Let us not forget that when consumers watch TV or read magazines, they are not attentively learning what the advertisers are communicating, they are ‘rote learning’ – i.e. learning by repetition. If they are bombarded with the same message over and over again, they will tend to remember it, which is why, the frequency at which an ad is aired becomes important. The job of the creative idea is to communicate that one proposition in an extraordinary way so that it does not need to be aired so many times to be remembered.
Here are some of the reasons why our creative briefs lack single-minded propositions.
1 They involve a risk for brand managers in terms of “what if we focus on the thing about the brand that the majority are not interested in? Sales might decline and my job might be at risk. So let me tell my consumers everything they want to hear about.” This, however, is conventional thinking, not astute marketing which advocates focus.
2 Clients’ trust in market research is declining. When research pinpoints that attribute X, (for example reliability) most clearly differentiates a brand and is ranked third on the importance scale, the client still hesitates to try this.
3 The prevalence of conventional wisdom over marketing wisdom that the more product attributes of interest to customers, the more likely they are to buy the product. Marketing wisdom says that if you focus on the needs of fewer people, the likelihood of them buying your product increases many times over compared to trying to sell them everything.
4 Agency planners don’t challenge the client’s brief as often as they should when it lacks a single-minded proposition.
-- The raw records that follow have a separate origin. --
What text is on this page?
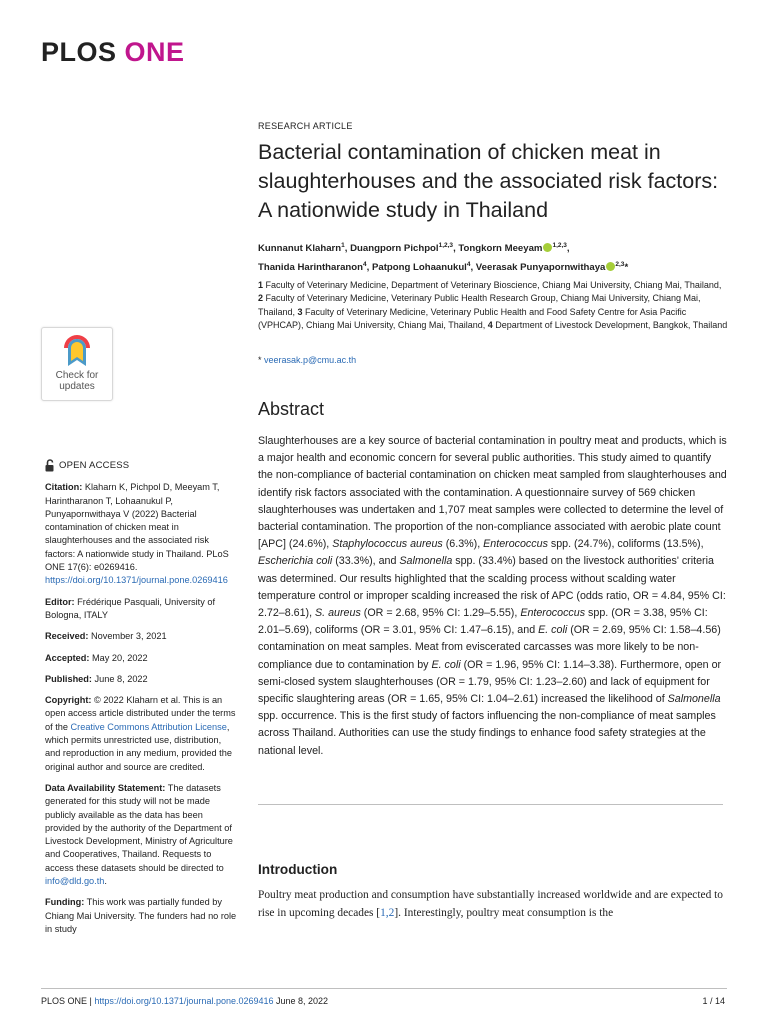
PLOS ONE
Check for
updates

OPEN ACCESS

Citation: Klaharn K, Pichpol D, Meeyam T, Harintharanon T, Lohaanukul P, Punyapornwithaya V (2022) Bacterial contamination of chicken meat in slaughterhouses and the associated risk factors: A nationwide study in Thailand. PLoS ONE 17(6): e0269416. https://doi.org/10.1371/journal.pone.0269416

Editor: Frédérique Pasquali, University of Bologna, ITALY

Received: November 3, 2021

Accepted: May 20, 2022

Published: June 8, 2022

Copyright: © 2022 Klaharn et al. This is an open access article distributed under the terms of the Creative Commons Attribution License, which permits unrestricted use, distribution, and reproduction in any medium, provided the original author and source are credited.

Data Availability Statement: The datasets generated for this study will not be made publicly available as the data has been provided by the authority of the Department of Livestock Development, Ministry of Agriculture and Cooperatives, Thailand. Requests to access these datasets should be directed to info@dld.go.th.

Funding: This work was partially funded by Chiang Mai University. The funders had no role in study

RESEARCH ARTICLE
Bacterial contamination of chicken meat in slaughterhouses and the associated risk factors: A nationwide study in Thailand
Kunnanut Klaharn$^1$, Duangporn Pichpol$^{1,2,3}$, Tongkorn Meeyam $^{1,2,3}$,
Thanida Harintharanon$^4$, Patpong Lohaanukul$^4$, Veerasak Punyapornwithaya $^{2,3}$*
1 Faculty of Veterinary Medicine, Department of Veterinary Bioscience, Chiang Mai University, Chiang Mai, Thailand, 2 Faculty of Veterinary Medicine, Veterinary Public Health Research Group, Chiang Mai University, Chiang Mai, Thailand, 3 Faculty of Veterinary Medicine, Veterinary Public Health and Food Safety Centre for Asia Pacific (VPHCAP), Chiang Mai University, Chiang Mai, Thailand, 4 Department of Livestock Development, Bangkok, Thailand
* veerasak.p@cmu.ac.th
Abstract

Slaughterhouses are a key source of bacterial contamination in poultry meat and products, which is a major health and economic concern for several public authorities. This study aimed to quantify the non-compliance of bacterial contamination on chicken meat sampled from slaughterhouses and identify risk factors associated with the contamination. A questionnaire survey of 569 chicken slaughterhouses was undertaken and 1,707 meat samples were collected to determine the level of bacterial contamination. The proportion of the non-compliance associated with aerobic plate count [APC] (24.6%), Staphylococcus aureus (6.3%), Enterococcus spp. (24.7%), coliforms (13.5%), Escherichia coli (33.3%), and Salmonella spp. (33.4%) based on the livestock authorities' criteria was determined. Our results highlighted that the scalding process without scalding water temperature control or improper scalding increased the risk of APC (odds ratio, OR = 4.84, 95% CI: 2.72–8.61), S. aureus (OR = 2.68, 95% CI: 1.29–5.55), Enterococcus spp. (OR = 3.38, 95% CI: 2.01–5.69), coliforms (OR = 3.01, 95% CI: 1.47–6.15), and E. coli (OR = 2.69, 95% CI: 1.58–4.56) contamination on meat samples. Meat from eviscerated carcasses was more likely to be non-compliance due to contamination by E. coli (OR = 1.96, 95% CI: 1.14–3.38). Furthermore, open or semi-closed system slaughterhouses (OR = 1.79, 95% CI: 1.23–2.60) and lack of equipment for specific slaughtering areas (OR = 1.65, 95% CI: 1.04–2.61) increased the likelihood of Salmonella spp. occurrence. This is the first study of factors influencing the non-compliance of meat samples across Thailand. Authorities can use the study findings to enhance food safety strategies at the national level.

Introduction

Poultry meat production and consumption have substantially increased worldwide and are expected to rise in upcoming decades [1,2]. Interestingly, poultry meat consumption is the

PLOS ONE | https://doi.org/10.1371/journal.pone.0269416 June 8, 2022	1 / 14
The best way to achieve single-mindedness is to recognise that the job of marketing communications is to solve a business problem for a brand; for example, the fact that consumers who buy the brand for the first time are not repeating the purchase. The way forward is to investigate why this is not happening. What are the beliefs or concerns that cause consumers to shy away from a repeat purchase? Which of the brand’s strengths can address that? Chances are that such thinking will lead to a single-minded proposition. Of course the brand’s essence, personality traits and values are important in evolving the brand story. However, when a single-minded proposition is identified, the result is more likely to be a compelling creative idea that will be more effective and deliver results.